There are two rows of 10,000 bits, one on top of the other, currently all set to 0.
00000000000000000...
00000000000000000...
Now imagine that in each row, 40 of the bits are randomly flipped to a 1. My question is, given that the first 20 ones in the top row line up perfectly with the first 20 in the bottom row: (probably a lot more spaced out with 10,000 indices)
0100000110001010010...
0100000110001010010...
what is the probability that ALL of the 40 bits that are 1 in the top row occur in the same indices as the ones in the bottom row?

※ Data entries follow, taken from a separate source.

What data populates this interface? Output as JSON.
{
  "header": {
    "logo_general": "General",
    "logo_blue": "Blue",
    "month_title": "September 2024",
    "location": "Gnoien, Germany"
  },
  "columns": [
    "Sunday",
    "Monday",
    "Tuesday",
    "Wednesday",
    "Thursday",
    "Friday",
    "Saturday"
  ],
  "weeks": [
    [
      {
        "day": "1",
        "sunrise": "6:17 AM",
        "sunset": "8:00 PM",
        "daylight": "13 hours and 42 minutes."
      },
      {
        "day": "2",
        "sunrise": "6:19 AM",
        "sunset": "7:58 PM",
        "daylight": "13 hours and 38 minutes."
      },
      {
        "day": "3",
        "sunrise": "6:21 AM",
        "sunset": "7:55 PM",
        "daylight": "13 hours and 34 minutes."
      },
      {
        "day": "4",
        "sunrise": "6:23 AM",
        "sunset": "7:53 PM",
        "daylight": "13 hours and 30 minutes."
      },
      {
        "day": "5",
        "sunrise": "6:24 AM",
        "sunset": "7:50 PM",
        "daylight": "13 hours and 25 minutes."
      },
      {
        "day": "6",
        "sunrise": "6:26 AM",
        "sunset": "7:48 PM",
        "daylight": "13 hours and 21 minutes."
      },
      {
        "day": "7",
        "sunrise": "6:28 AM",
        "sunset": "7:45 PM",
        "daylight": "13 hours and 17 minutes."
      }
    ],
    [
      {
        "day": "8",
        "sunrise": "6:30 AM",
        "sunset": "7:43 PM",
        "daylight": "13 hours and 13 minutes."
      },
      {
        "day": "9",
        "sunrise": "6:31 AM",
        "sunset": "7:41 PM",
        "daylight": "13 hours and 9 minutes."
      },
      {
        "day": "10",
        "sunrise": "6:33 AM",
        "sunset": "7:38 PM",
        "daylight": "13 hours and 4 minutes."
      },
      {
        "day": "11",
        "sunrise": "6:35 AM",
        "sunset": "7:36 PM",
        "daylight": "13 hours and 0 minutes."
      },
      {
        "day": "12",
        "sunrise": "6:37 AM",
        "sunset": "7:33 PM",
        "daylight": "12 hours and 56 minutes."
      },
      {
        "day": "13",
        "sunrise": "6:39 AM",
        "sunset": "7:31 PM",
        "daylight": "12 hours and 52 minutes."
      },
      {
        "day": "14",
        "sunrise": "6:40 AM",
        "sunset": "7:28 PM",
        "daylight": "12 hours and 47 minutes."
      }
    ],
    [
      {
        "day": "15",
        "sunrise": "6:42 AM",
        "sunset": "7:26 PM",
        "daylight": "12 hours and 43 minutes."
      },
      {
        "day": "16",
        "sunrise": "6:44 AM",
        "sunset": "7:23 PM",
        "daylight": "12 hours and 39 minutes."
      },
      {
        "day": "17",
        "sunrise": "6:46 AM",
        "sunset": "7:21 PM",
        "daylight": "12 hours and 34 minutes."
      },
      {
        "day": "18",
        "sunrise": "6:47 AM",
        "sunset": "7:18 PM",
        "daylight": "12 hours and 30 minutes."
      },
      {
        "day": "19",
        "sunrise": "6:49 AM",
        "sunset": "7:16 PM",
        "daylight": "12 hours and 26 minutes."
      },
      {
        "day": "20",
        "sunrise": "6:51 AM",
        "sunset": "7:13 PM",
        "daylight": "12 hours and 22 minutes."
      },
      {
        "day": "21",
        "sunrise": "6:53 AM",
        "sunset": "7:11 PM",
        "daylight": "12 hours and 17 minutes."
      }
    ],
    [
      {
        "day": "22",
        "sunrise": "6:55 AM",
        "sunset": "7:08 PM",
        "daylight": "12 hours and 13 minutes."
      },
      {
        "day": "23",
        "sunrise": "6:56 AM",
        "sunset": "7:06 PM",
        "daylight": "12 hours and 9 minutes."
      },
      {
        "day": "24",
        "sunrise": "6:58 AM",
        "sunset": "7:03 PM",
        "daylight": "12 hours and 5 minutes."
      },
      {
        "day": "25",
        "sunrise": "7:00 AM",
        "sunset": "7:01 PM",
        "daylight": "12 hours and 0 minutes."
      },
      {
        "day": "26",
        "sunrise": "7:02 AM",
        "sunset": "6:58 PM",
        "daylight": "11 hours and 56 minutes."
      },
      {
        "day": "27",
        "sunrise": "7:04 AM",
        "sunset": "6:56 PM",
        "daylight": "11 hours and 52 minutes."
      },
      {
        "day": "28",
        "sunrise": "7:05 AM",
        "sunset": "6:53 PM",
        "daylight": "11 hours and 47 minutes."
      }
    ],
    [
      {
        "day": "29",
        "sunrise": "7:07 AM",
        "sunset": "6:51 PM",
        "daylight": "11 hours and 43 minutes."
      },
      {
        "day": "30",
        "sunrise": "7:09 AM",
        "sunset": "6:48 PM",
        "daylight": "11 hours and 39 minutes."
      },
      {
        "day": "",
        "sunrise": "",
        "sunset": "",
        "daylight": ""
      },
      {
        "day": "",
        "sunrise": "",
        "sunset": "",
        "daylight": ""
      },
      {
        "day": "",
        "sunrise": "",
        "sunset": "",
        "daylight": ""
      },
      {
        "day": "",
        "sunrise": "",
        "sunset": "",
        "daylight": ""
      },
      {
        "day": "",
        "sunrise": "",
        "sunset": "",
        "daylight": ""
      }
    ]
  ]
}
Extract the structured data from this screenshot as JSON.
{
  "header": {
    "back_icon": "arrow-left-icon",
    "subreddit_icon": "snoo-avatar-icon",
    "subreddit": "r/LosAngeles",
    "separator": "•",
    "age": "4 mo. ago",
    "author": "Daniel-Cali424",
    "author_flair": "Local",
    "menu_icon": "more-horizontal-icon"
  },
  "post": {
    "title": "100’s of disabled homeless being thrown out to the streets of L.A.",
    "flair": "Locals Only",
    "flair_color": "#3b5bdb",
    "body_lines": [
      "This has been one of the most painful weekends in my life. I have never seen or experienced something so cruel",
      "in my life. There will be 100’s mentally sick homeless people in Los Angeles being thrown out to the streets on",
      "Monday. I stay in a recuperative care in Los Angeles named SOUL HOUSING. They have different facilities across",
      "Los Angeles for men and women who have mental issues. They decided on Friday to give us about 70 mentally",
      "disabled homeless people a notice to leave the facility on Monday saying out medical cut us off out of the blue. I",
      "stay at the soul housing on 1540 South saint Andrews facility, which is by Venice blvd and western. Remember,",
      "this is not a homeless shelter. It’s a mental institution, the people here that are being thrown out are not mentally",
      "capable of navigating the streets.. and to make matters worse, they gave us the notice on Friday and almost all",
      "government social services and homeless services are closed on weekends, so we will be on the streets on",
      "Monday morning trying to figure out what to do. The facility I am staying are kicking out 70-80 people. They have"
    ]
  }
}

More generally, if k bits out of n total (n > k) are randomly flipped to one, and it is given that the first x ones occur in the same place in each row, what is the chance that all k ones occur in the same place? Thanks guys!
Hint: Consider the $1$'s in the top string fixed and count the number of ways to place the $1$'s in the lower string. There are $10,000-20$ bits which are unknown. Of those exactly $20$ are $1$'s. There are $\binom{10,000-20}{20}$ ways to put those $1$'s into the bottom string. Each of those placements are equally likely... and only 1 of those lines up perfectly with the top string.
Can you take it from here?
In general, if there were $N$ bits total, $n$ bits to be $1$'s and $k$ bits already set to $1$, then instead of $\binom{10,000-20}{20}$ you would have $\binom{N-k}{n-k}$.